Fig. 7: Average Integrated Information between the species and the environment at the single species level.
figure 7

The improved measure ΦR is positive across the different values of mutation rates. This implies the species and the environment jointly co-evolve. This integration peaks in the transition region close to the error threshold. The lines show the ensemble average values of the measures calculated from 10,000 simulations of the Tangled Nature Model, using the standard parameters described in the methods. The standard deviation of measures from the mean is shown using the error bands around the lines.

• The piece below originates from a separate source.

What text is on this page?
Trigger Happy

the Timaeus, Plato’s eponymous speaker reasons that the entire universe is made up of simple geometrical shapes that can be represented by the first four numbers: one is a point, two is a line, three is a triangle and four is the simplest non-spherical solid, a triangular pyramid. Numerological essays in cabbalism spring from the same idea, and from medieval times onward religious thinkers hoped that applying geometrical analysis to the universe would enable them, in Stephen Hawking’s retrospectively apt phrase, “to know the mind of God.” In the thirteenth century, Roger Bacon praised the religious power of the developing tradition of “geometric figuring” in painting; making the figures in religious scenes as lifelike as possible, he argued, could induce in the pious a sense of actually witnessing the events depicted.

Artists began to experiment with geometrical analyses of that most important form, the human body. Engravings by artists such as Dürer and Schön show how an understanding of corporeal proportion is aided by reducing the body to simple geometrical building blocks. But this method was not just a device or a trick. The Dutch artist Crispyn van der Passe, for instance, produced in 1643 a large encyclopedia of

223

Overall, this section presents two major findings: First, the species-environment interactions at the level of a single species differ from the higher levels of organisation. This difference is particularly significant near the error threshold, where the higher-order groups of species lose organismal individuality while still sharing some influence from the environment. Meanwhile, at the single-species level, both organismal and environment-determined individuality peak during the error-transition region. This leads to the second finding of this analysis. Enhanced information processing among the parts of the system during the phase transitions is in line with the literature on criticality in complex systems32,33,51,52,53. We find that information storage, transfer and integration peaks at the single species level during the error transition region. These peaks occur near the mutation rate  ≈ 0.042 when the system spends an equal amount of time in and between q-ESS. This metastable switching between the two regimes increases the entropy of the temporal behaviour at the group level (as evidenced by the reduced duration of metastable states). However, information individuality (predictability) is seen to be increased at the level of individual species for the mutation rates close to the error-transition. This exhibits a trade-off between the higher-order organization (at low mutation rates) and independent single-species level predictability (at high mutation rates, see Fig. 5). The stability afforded by lower mutation rates affords the existence of stable group-level interactions that co-evolve and persist in time. As mutation rates increase, this group-level coordination deteriorates and enhanced predictability is observed at the level of a single species during the shorter metastable states observed in the transition region (see Fig. 2).

Discussion

This paper investigated hierarchical selection in the Tangled Nature (TaNa) model of ecological evolution25. In contrast to prior work, our work leverages recent advances in information theory21 to provide analyses that are quantitative and mathematically rigorous, which allows us to objectively estimate the degree of high-order individuality in this self-organising evolutionary system. Crucially, these tools provided evidence of how relatively simple processes of adaptation and selection pressure can result in the emergence of groups of cooperating species that act as effective units within the evolutionary process. Specifically, our results identified signatures of higher-order organization in the simulated ecosystems, with groups of 3–9 species acting as individual evolutionary units. We argue that the emergence of this higher-order organization implies the presence of persistence selection at the higher level. Interestingly, the dominance of multi-species evolutionary units breaks down when mutation rates are close to the error threshold, suggesting evolutionarily relevant interactions between hierarchical selection and mutation rates.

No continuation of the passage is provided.